Salah seorang informan yang memberi pernyataan tentang hal ini ketika
diwawancarai, dari tokoh agama menyatakan bahwa :
“Perilaku keagamaan jika di
sekolah umum seperti di SMP Negeri 2 Gabus boleh dikatakan sangat kurang. Hal
ini karena di sekolahan tidak didominasi dengan pelajaran agama. Namanya saja
sekolah umum bukan madrasah, jadi sekidit sekali yang melakukan aktifitas
keagamaan dengan sungguh-sungguh. Di sekolah seperti SMPN 2 Gabus masih lumayan
memiliki mushola, dan mengadakan kegiatan sholat berjamaah, meskipun siswa yang
mengikuti hanya sebagian kecil.”[55]
Dari data diatas menunjukkan bahwa perilaku
keagamaan sebagian siswa sudah baik dan sebagian lainnya masih perlu mendapat
pembinaan.
4.
Dampak
lingkungan sosial masyarakat terhadap perilaku keagamaan siswa di SMP Negeri 2
Gabus.
Dari hasil wawancara dengan
salah seorang siswa yang mengikuti sholat berjamaah duhur diperoleh penjelasan
sebagai berikut.
“Saya dirumah sudah terbiasa
mengerjakan sholat berjamaah di masjid. Kebetulan rumah saya dekat dengan
masjid. Teman-teman saya kebanyakan mereka juga mengerjakan sholat berjamaah
dimasjid. Pada sore hari saya dan teman-teman belajar baca tulis Al Qur’an di
taman pendidikan Al Qu’an (TPQ) yang diselenggarakan di masjid juga.”[56]
Salah seorang informan dari
kalangan siswa menunjukan perilaku keagamaan yang dilakukan di sekolah.
Perilaku keagamaan ini berupa ucapan-ucapan yang diucapkan yaitu berupa bacaan hamdalah
ketika mengakhiri pelajaran dan mengucapkan istirjak ketika mendengar ada salah
seorang keluarga teman sekolah meninggal dunia. Pernyataannya adalah sebagai
berikut:
“Kami tinggal di suatu desa
tepatnya desa Mojolawaran. Di desa kami lingkungan masyarakatnya hampir
semuanya taat beragama. Sholat jamaah di masjid juga cukup banyak. Teman-teman
bermain sehari-hari mereka rajin mengaji di masjid, jadi saya juga ikut mereka
ke masjid. Dan kalau ada hari-hari besar Islam seperti Maulud Nabi, tahun baru
Hijriah ada lomba di masjid saya juga ikut kegiatan lomba tersebut.”[57]
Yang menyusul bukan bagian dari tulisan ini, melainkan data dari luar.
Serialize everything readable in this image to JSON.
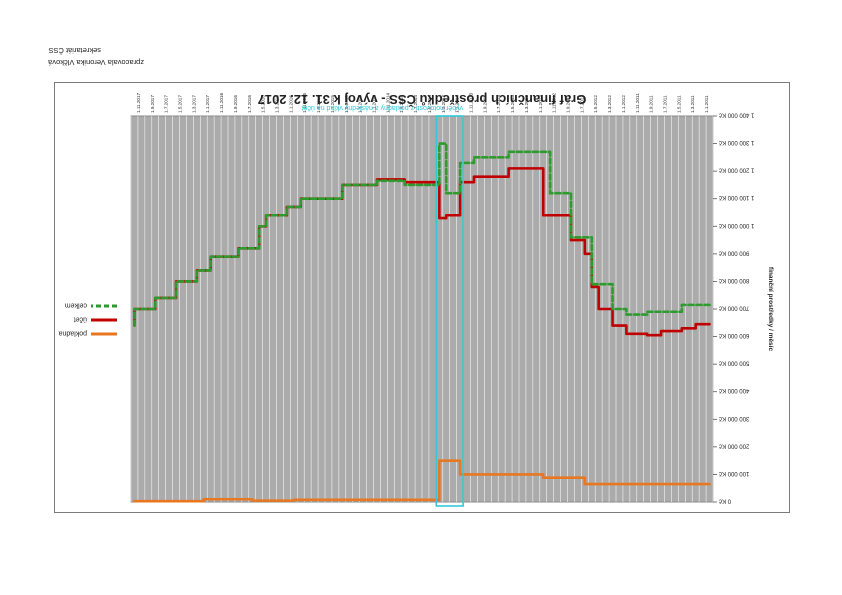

Dari data ini dapat dinyatakan
bahwa lingkungan sosial kemasyarakatan yang kental dengan nuansa keagamaan
berdampak posotif terhadap perilaku keagamaan siswa SMP Negeri 2 Gabus.
5.
Faktor
– faktor yang mempengaruhi perilaku keagamaan siswa di SMP Negeri 2 Gabus.
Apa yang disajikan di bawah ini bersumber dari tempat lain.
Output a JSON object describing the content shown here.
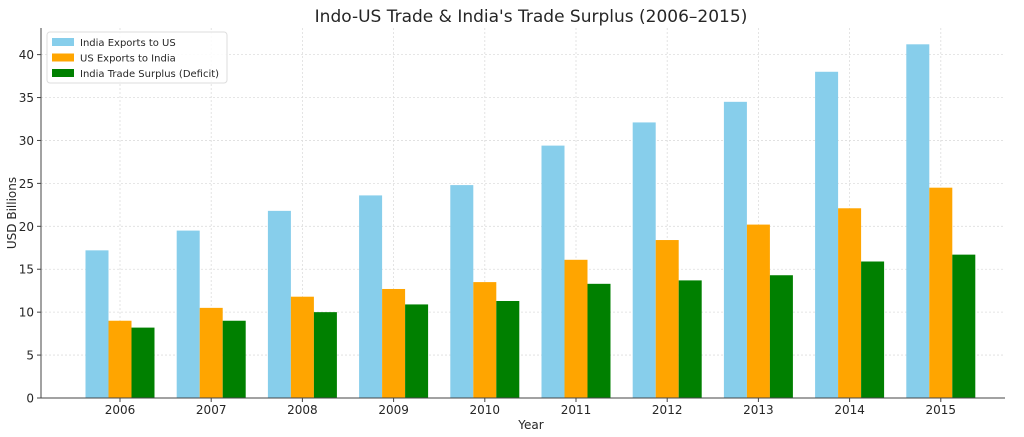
{
  "chart_data": {
    "type": "bar",
    "title": "Indo-US Trade & India's Trade Surplus (2006–2015)",
    "xlabel": "Year",
    "ylabel": "USD Billions",
    "categories": [
      "2006",
      "2007",
      "2008",
      "2009",
      "2010",
      "2011",
      "2012",
      "2013",
      "2014",
      "2015"
    ],
    "series": [
      {
        "name": "India Exports to US",
        "color": "#87ceeb",
        "values": [
          17.2,
          19.5,
          21.8,
          23.6,
          24.8,
          29.4,
          32.1,
          34.5,
          38.0,
          41.2
        ]
      },
      {
        "name": "US Exports to India",
        "color": "#ffa500",
        "values": [
          9.0,
          10.5,
          11.8,
          12.7,
          13.5,
          16.1,
          18.4,
          20.2,
          22.1,
          24.5
        ]
      },
      {
        "name": "India Trade Surplus (Deficit)",
        "color": "#008000",
        "values": [
          8.2,
          9.0,
          10.0,
          10.9,
          11.3,
          13.3,
          13.7,
          14.3,
          15.9,
          16.7
        ]
      }
    ],
    "yticks": [
      0,
      5,
      10,
      15,
      20,
      25,
      30,
      35,
      40
    ],
    "ylim": [
      0,
      43.1
    ],
    "grid": true,
    "legend": "top-left"
  }
}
Faktor-faktor yang mempengaruhi perilaku keagamaan pada
siswa SMP Negeri 2 Gabus dinyatakan oleh salah seorang informan sebagai
berikut:
“Saya mengerjakan sholat berjamaah itu sejak kelas enam
Sekolah Dasar Negeri 1 Gabus. Keluarga saya bapak dan ibu saya juga kakak-kakak
saya selalu mengerjakan sholat berjamaah di Masjid. Saya berusaha menegakkan
sholat karena saya tahu bahwa sholat adalah wajib hukumnya. Wajib itu apabila
tidak dilakukan akan mendapatkan siksa karena berdosa, tetapi kalau dikerjakan
dengan ikhlas, mengharap ridho Allah, akan mendapat pahala.”[58]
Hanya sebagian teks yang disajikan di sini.